09 Jul Interior Designers, Are You Charging the Right Way for Your Business?
Heron has calculated that—on any project—her overall profit has to be a minimum of 42% of the budget to be profitable, a number that’s “hard to make when there is only so much time in a day-week-month and you have a cap on what you can physically bill out.” Not a fan of hourly billing (“I’ve lost years of my life to recording and totaling up hourly billing”), she says that “with a fee structure based on a percentage, I’m always covered.”
Hourly-rate pricing
Opponents of the flat-fee model argue that there are too many unpredictable variables in a design project (see: indecisive clients, timeline delays, the list goes on…) to be fully covered by a flat fee. “Unless you have an ironclad contract on the amount of changes the client can make, and there is an additional charge for delays by the client or other involved parties, hourly is best,” says Meredith Xavier, principal and founder The Ligné Group, an LA-based business advisory firm. “Hourly plus a mark-p on products and services is still the predominant charging structure that I am seeing.”

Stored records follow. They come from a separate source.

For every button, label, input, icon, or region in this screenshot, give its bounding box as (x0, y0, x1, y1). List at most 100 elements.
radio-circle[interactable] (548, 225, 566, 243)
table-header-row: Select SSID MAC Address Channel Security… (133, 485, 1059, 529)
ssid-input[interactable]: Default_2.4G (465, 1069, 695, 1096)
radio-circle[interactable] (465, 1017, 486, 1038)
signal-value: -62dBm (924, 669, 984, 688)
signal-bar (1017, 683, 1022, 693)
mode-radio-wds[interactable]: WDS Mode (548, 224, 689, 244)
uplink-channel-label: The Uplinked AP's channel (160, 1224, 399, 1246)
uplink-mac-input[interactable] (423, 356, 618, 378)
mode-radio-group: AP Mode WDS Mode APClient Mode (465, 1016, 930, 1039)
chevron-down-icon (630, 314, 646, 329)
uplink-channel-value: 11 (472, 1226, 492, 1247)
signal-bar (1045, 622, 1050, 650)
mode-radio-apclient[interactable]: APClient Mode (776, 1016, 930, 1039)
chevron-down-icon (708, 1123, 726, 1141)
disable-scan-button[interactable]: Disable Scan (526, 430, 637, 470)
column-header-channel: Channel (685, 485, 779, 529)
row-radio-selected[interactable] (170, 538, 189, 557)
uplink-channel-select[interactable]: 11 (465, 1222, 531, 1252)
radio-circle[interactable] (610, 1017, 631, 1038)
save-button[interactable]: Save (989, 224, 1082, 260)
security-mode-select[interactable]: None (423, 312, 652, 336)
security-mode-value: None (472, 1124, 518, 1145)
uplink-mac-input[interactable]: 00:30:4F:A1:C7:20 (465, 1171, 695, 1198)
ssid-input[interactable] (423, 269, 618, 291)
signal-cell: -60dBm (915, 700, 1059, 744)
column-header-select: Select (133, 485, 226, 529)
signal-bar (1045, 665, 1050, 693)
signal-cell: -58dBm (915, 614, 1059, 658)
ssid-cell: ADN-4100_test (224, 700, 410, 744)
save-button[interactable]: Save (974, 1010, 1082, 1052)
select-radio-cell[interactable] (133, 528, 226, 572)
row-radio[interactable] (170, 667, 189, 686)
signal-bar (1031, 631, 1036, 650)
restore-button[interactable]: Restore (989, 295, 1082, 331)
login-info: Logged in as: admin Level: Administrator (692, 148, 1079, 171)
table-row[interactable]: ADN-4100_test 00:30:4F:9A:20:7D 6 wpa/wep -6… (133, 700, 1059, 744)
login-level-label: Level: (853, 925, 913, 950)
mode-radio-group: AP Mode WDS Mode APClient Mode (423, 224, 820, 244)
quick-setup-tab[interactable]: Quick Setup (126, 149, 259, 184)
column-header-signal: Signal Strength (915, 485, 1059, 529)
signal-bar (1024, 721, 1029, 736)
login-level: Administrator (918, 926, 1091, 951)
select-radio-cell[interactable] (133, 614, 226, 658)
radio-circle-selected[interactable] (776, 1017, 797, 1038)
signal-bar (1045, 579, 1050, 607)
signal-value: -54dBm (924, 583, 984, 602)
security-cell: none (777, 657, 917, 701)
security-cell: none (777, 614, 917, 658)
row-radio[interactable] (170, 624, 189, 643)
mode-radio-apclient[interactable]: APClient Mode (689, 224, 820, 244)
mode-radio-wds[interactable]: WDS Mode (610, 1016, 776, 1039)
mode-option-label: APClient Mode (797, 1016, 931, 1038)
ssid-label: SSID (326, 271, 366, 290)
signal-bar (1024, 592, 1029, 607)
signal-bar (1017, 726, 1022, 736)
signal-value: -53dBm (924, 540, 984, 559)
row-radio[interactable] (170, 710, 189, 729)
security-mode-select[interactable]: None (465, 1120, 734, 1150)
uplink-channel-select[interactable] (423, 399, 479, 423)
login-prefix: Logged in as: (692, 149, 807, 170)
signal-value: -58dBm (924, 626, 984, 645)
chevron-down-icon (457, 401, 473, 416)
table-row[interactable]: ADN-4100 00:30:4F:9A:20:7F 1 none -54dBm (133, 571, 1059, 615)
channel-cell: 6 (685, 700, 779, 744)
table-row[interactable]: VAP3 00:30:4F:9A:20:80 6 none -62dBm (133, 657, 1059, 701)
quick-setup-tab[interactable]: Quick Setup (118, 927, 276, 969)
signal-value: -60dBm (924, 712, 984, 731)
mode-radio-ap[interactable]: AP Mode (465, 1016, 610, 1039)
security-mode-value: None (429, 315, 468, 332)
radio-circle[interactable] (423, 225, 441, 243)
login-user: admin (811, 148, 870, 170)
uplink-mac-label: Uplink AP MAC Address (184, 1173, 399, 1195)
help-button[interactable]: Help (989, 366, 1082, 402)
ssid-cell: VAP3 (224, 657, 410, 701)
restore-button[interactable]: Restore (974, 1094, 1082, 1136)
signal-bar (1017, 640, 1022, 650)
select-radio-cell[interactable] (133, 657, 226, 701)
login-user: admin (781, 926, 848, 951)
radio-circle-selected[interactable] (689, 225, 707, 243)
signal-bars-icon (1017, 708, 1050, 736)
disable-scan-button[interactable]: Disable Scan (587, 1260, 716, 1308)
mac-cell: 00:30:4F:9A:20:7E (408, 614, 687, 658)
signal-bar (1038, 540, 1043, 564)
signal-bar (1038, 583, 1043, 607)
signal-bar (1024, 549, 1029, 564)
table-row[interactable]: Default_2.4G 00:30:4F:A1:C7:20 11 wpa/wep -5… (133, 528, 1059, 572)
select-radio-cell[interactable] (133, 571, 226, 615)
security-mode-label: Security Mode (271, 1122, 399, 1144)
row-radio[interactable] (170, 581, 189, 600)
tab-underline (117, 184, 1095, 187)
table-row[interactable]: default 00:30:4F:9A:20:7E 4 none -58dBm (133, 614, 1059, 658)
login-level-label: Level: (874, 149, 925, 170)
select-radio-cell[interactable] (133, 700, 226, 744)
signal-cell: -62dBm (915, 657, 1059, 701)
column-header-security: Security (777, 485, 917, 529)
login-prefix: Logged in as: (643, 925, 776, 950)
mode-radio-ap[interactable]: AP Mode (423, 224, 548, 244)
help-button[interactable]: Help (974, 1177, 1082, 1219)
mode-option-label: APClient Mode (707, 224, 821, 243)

When Kim Annick Mitchell founded her Westchester, New York–based practice in 2012, she charged a set fee instead of hourly. Soon it was clear that model was not going to build her a profitable design business. “I do not feel one can run a business this way unless the furnishings budgets are extremely high-end,” says Mitchell. “Even if I provided parameters for these set fees, there would be situations that would not be covered [in] that cost time, in addition to the uncomfortable discussions with clients where I would need to advise that I needed to start to charge hourly.”
In short, the nuances of the client-driven industry were getting in the way of profits: “Time-billing makes sense to decisive decision-makers and helps cover our time with those who go back and forth with decisions or change their minds often.” Now, Mitchell charges hourly with a principal designer rate and design associate rate for her team. “As my experience has increased, so have my rates,” she says. “I also charge a set procurement management fee that is a percentage of the trade net cost.”
How you communicate these fees matters too, says Mitchell. “I never refer to [this charging] as a markup, nor should the rest of our industry, as this does not represent all we do for the service of procurement,” she says. “A ‘markup’ is a devaluing term, like we are getting something for nothing. As designers we design, and we also provide a service so that the client is able to be hands-off, carefree while we work in the background for a successful implementation of the design.”
But back to Mitchell’s experience-based pricing. As Xavier puts it, this “tiered pricing structure for an hourly rate, depending on the service and level of staff member working on the project,” is among the most popular and often-successful approaches she sees in the industry today. But she acknowledges that there’s no one-size-fits-all solution when it comes to a charging structure, as it very much depends on the client and scope of the project.
“If it’s purely furnitures, fixtures, and equipment and there is a clear scope of work, then you can charge a flat fee and take a percentage—25% to 30%—of that project fee,” she says. “For more involved ground-up projects or remodels where there are infinite variables, tiered hourly pricing is best. You can make an estimate on the total number of hours required and total project length, and then give the client a monthly retainer that the hours draw from.”
One size doesn’t fit all, Low agrees. “There’s no such thing as a charging strategy that’s going to work for everybody.” But, as he adds, “It’s about finding the one that’s going to work to be reflective of who you are and what matters to you.”